Neck and Back Pain in Bicycling
Improper bicycle fit can lead to dysfunction, impaired performance, and pain.
Participation in cycling has steadily increased over the past ten years. Individuals looking for a low-impact alternative to running and other aerobic activity have found cycling to meet these needs. In fact, the American Bureau of Transportation Statistics estimates that more than 49 million Americans ride bicycles at least monthly, with over 5 million people riding at least 20 days/month. [BTS] As a result, the number of cycling-related injuries has also risen, with the majority due to overuse. Improper bicycle fit, technique, or training patterns may either cause or exacerbate these injuries, and can lead to dysfunction, impaired performance, and pain.
Neck and back pain are common in cyclists because of the body's positioning during riding. Several studies have demonstrated that neck and back injuries are the most common overuse injuries evaluated following six to eight-day distance bicycle tours (Figure 1). [Wilber/Weiss AJSM/Dannenberg] Wilber, et al. found that 44.2 % of male and 54.9% of female recreational cyclists presented for medical treatment of neck pain, while approximately 30% presented with back pain. [Wilber] Weiss also reported that 66.4 % of recreational cyclists reported neck and shoulder symptoms following an 8-day, 500-mile bicycle tour. [Weiss] The prevalence of such injuries, especially in recreational riders, suggests that more understanding is needed by riders and their health care providers to prevent such injuries by proper education and fit, and treating these injuries when they occur. A better understanding of the pathologic mechanism of musculoskeletal overuse injuries, specifically in cyclists, is key in developing good preventive and treatment strategies for the neck and back injuries they frequently experience.

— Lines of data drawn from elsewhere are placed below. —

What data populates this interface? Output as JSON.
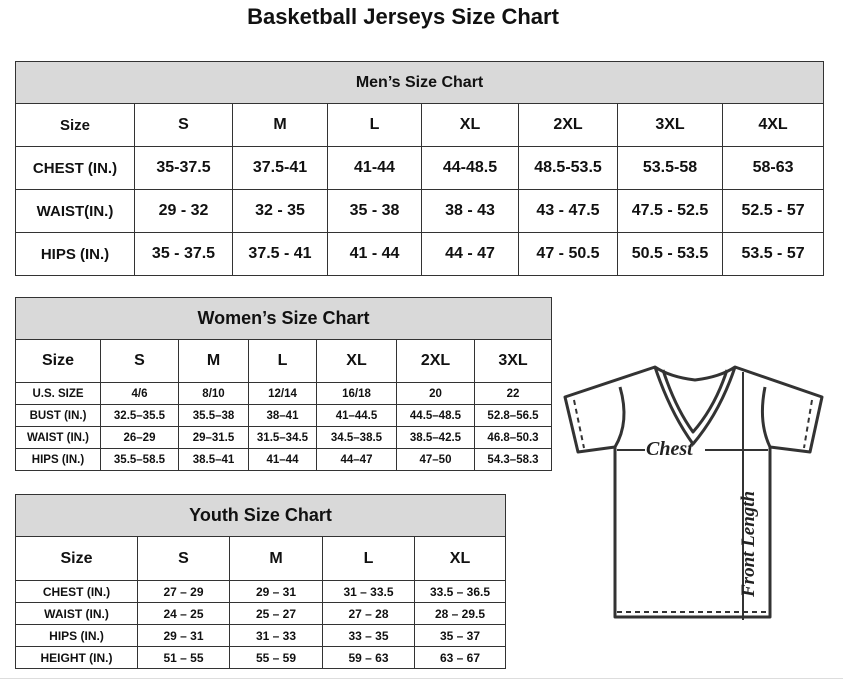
{
  "title": "Basketball Jerseys Size Chart",
  "men": {
    "heading": "Men’s Size Chart",
    "rows": [
      [
        "Size",
        "S",
        "M",
        "L",
        "XL",
        "2XL",
        "3XL",
        "4XL"
      ],
      [
        "CHEST (IN.)",
        "35-37.5",
        "37.5-41",
        "41-44",
        "44-48.5",
        "48.5-53.5",
        "53.5-58",
        "58-63"
      ],
      [
        "WAIST(IN.)",
        "29 - 32",
        "32 - 35",
        "35 - 38",
        "38 - 43",
        "43 - 47.5",
        "47.5 - 52.5",
        "52.5 - 57"
      ],
      [
        "HIPS (IN.)",
        "35 - 37.5",
        "37.5 - 41",
        "41 - 44",
        "44 - 47",
        "47 - 50.5",
        "50.5 - 53.5",
        "53.5 - 57"
      ]
    ]
  },
  "women": {
    "heading": "Women’s Size Chart",
    "rows": [
      [
        "Size",
        "S",
        "M",
        "L",
        "XL",
        "2XL",
        "3XL"
      ],
      [
        "U.S.  SIZE",
        "4/6",
        "8/10",
        "12/14",
        "16/18",
        "20",
        "22"
      ],
      [
        "BUST  (IN.)",
        "32.5–35.5",
        "35.5–38",
        "38–41",
        "41–44.5",
        "44.5–48.5",
        "52.8–56.5"
      ],
      [
        "WAIST  (IN.)",
        "26–29",
        "29–31.5",
        "31.5–34.5",
        "34.5–38.5",
        "38.5–42.5",
        "46.8–50.3"
      ],
      [
        "HIPS  (IN.)",
        "35.5–58.5",
        "38.5–41",
        "41–44",
        "44–47",
        "47–50",
        "54.3–58.3"
      ]
    ]
  },
  "youth": {
    "heading": "Youth Size Chart",
    "rows": [
      [
        "Size",
        "S",
        "M",
        "L",
        "XL"
      ],
      [
        "CHEST  (IN.)",
        "27  –  29",
        "29  –  31",
        "31  –  33.5",
        "33.5  –  36.5"
      ],
      [
        "WAIST  (IN.)",
        "24  –  25",
        "25  –  27",
        "27  –  28",
        "28  –  29.5"
      ],
      [
        "HIPS  (IN.)",
        "29  –  31",
        "31  –  33",
        "33  –  35",
        "35  –  37"
      ],
      [
        "HEIGHT  (IN.)",
        "51  –  55",
        "55  –  59",
        "59  –  63",
        "63  –  67"
      ]
    ]
  },
  "diagram": {
    "chest_label": "Chest",
    "length_label": "Front Length"
  },
  "colors": {
    "header_bg": "#d9d9d9",
    "border": "#333333"
  }
}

Overuse injuries occur when a tissue accumulates damage caused by repetitive sub-maximal loading. Repetitive activity fatigues a specific structure, such as tendon or bone. Without adequate recovery, micro trauma stimulates an inflammatory response, causing the release of vasoactive substances, inflammatory cells, and enzymes that damage local tissue. Over time, this trauma leads to clinical injury. Continued activity produces degenerative changes that result in weakness, loss of flexibility, and chronic pain. Thus, in overuse injuries, the problem is often not acute tissue inflammation (tendonitis), but chronic degeneration, or tendinosis. [Khan]
Pain in overuse injuries typically has an insidious onset. However, it may also have an acute-on-chronic presentation. Overuse injuries most likely occur when an athlete changes the mode, intensity, or duration of training. Biomechanical (intrinsic) factors and equipment or training regimen (extrinsic) issues are the main contributors to overuse injuries. It is the extrinsic issues that cause most of the overuse injuries in cyclists. [Mellion, Team Physician]

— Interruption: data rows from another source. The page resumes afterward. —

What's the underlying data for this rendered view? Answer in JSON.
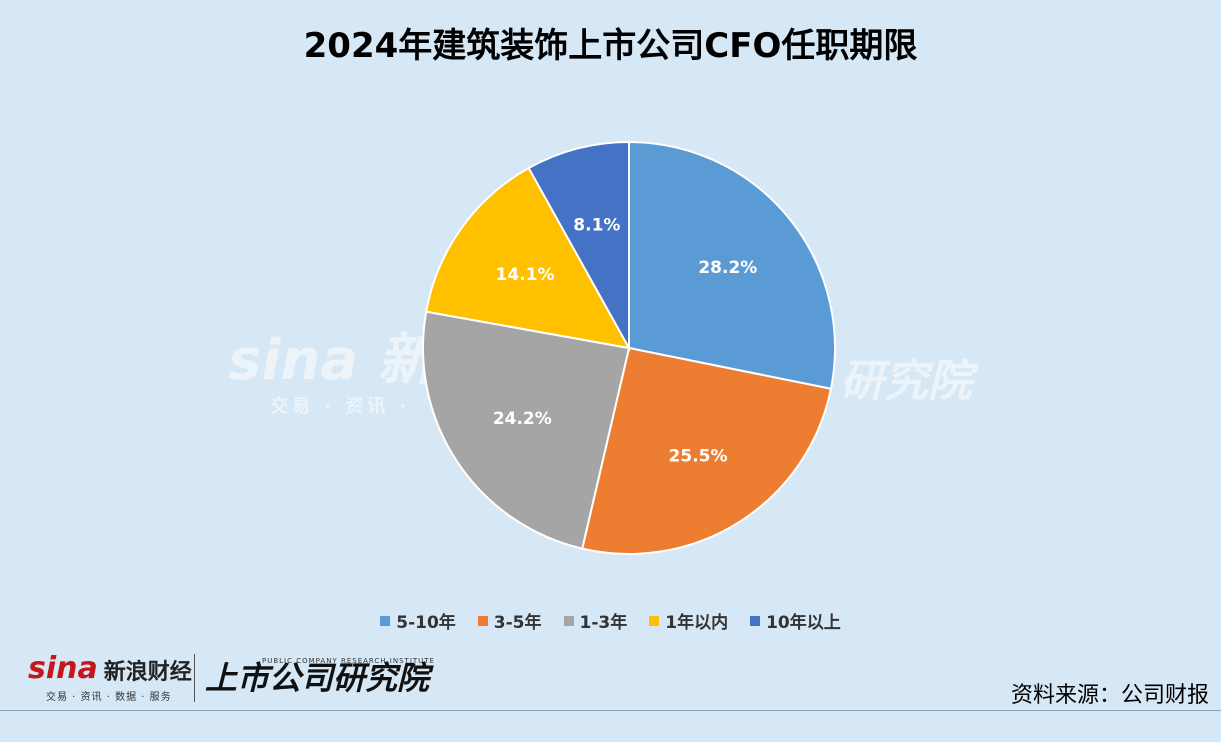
{
  "title": "2024年建筑装饰上市公司CFO任职期限",
  "chart_data": {
    "type": "pie",
    "title": "2024年建筑装饰上市公司CFO任职期限",
    "categories": [
      "5-10年",
      "3-5年",
      "1-3年",
      "1年以内",
      "10年以上"
    ],
    "values": [
      28.2,
      25.5,
      24.2,
      14.1,
      8.1
    ],
    "labels": [
      "28.2%",
      "25.5%",
      "24.2%",
      "14.1%",
      "8.1%"
    ],
    "colors": [
      "#5b9bd5",
      "#ed7d31",
      "#a5a5a5",
      "#ffc000",
      "#4472c4"
    ],
    "legend_position": "bottom"
  },
  "watermark": {
    "sina": "sina 新浪",
    "sina_sub": "交易 · 资讯 ·",
    "right": "研究院"
  },
  "footer": {
    "sina_logo": "sina",
    "sina_name": "新浪财经",
    "sina_sub": "交易 · 资讯 · 数据 · 服务",
    "research_name": "上市公司研究院",
    "research_en": "PUBLIC COMPANY RESEARCH INSTITUTE",
    "source": "资料来源：公司财报"
  }
}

While problems such as fractures, dislocations, and ligament ruptures usually only occur after major trauma, overuse injuries are much more common. Thus, these factors should be considered when evaluating neck and back pain as well as all cycling-related injuries and one must consider bicycle fit, training distance and intensity, and anatomic factors to determine the exact mechanism. Often, adjustments in the bicycle or the individual's exercise regimen may be all that is necessary to ameliorate their symptoms and accelerate the healing process.